SocGen analysts, for one, have been wondering.


The background here is that Rusal announced last week that it would provide further details of a possible physical ETF to be backed by 1m tonnes of metal in the second half of this year.


The move is intriguing since, as every aluminium market watcher knows, the world is currently awash with aluminium.


This is partly due to contango being present in the metal's price structure - when prices for delivery in the future are more expensive than for today. The phenomenon encourages the storage of commodities because it pays traders to buy now and hedge sales with long-dated futures.


SocGen analysts note that Rusal's is not the only aluminium ETF to have been announced recently. Last year, the partnership of Glencore and Credit Suisse said it would be launching a phsycial aluminium ETF in 2010.


That fund is expected to make its debut very shortly, and it's already being blamed for pushing aluminium prices higher. Says SocGen:


Indeed, LME 3 month prices reached $2,494/t in trading on April 16th, the highest level since September 2008. Glencore bought around 1.4 million tonnes of primary aluminium from Rusal during 2009, and it is this metal that is widely believed to form the physical backing for its ETF.


Despite that context,though,the analysts say Rusal's move still appears strange:


Does Rusal wish to significantly tighten the aluminium spot market (already impacted by the tying up of metal in financing deals) thereby dramatically raising premiums, or is it driven by a growing realisation that is simply going to have too much metal on its hands as Chinese import demand for aluminium continues to shrink. Rusal had targeted China as a key market for its metal.


In other words, they're wondering if Rusal is actually trying to monetize surplus inventories efficiently.


As they further note:


However, it is stock financing deals continue to act to artificial tightening the market, with still around 70-75% of LME warrants alleged to be tied up in financing, limiting physical availability and prompting rising premiums in some geographic markets. Duty unpaid premiums in Europe have risen sharply over the last week, reaching $75-95/t on Wednesday this week, compared to $60-85/t last week. The surge in premiums is said to be prompting warrant holders to break financing deals. Indeed, stocks in Rotterdam have fallen by nearly 45,000 tonnes since mid- February as premiums have picked up. In addition, the breaking of deals is likely to accelerate as the expectation of interest rate increases grows going forward, eating into the profitability of stock financing.

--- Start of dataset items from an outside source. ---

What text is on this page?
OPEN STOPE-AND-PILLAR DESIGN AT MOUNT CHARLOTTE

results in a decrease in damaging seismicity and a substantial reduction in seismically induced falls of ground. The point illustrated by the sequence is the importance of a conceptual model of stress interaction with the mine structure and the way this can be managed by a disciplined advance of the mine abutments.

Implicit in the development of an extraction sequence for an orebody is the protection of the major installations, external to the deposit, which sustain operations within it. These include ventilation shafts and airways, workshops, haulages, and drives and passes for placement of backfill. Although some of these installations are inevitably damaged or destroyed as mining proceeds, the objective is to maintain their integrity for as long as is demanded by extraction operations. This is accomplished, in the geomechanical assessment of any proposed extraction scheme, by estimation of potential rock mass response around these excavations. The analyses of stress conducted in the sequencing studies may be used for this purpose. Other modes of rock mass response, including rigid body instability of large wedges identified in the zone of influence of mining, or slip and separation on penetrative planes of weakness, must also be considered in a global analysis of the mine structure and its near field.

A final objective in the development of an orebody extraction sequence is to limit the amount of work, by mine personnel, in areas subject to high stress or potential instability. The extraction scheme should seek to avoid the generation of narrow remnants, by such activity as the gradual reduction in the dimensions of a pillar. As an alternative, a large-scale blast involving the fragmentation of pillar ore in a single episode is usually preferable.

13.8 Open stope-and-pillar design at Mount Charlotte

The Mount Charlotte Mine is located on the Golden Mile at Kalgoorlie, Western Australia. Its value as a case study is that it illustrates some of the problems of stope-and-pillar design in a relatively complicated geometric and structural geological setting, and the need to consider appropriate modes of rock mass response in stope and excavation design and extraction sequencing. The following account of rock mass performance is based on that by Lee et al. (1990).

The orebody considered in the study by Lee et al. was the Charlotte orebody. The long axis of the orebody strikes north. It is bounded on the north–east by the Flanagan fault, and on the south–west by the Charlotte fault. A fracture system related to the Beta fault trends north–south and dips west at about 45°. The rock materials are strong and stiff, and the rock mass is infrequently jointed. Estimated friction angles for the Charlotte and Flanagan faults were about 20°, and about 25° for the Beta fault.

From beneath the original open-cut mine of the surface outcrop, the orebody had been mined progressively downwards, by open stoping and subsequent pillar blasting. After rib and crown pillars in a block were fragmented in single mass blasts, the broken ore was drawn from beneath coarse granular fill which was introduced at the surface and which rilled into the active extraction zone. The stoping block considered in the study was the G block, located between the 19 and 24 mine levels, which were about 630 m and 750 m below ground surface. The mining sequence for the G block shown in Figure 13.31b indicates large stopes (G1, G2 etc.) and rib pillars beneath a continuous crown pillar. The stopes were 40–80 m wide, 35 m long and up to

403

In Asia, where market oversupply is increasingly an issue given the China situation, and the ramping up of new Middle Eastern productions, ex-warehouse premiums are softening notably in Singapore as consumers are able to source material directly from producers rather than securing metal from LME warehouses.


Given that the issue of oversupply continues to overhang the aluminium market, and that financing deals are being broken currently because of strong premiums but expected to be increasingly interest rate related going forward, we believe that spot availability of metal will ease in the coming months. It appears when analysed that the RUSAL announcement of a physical ETF looks to be driven by the prospect of too much metal availability and falling Chinese import demand.


The key takeaway here then is that commodity producers seem increasingly keen on using exchange traded funds as financing vehicles.


Rusal's move is particularly poignant, though, since it comes just as the increased cost of stock-financing might begin to force other investors out of the storage trade too.


For Rusal, the stock financing problem is obviously not an issue.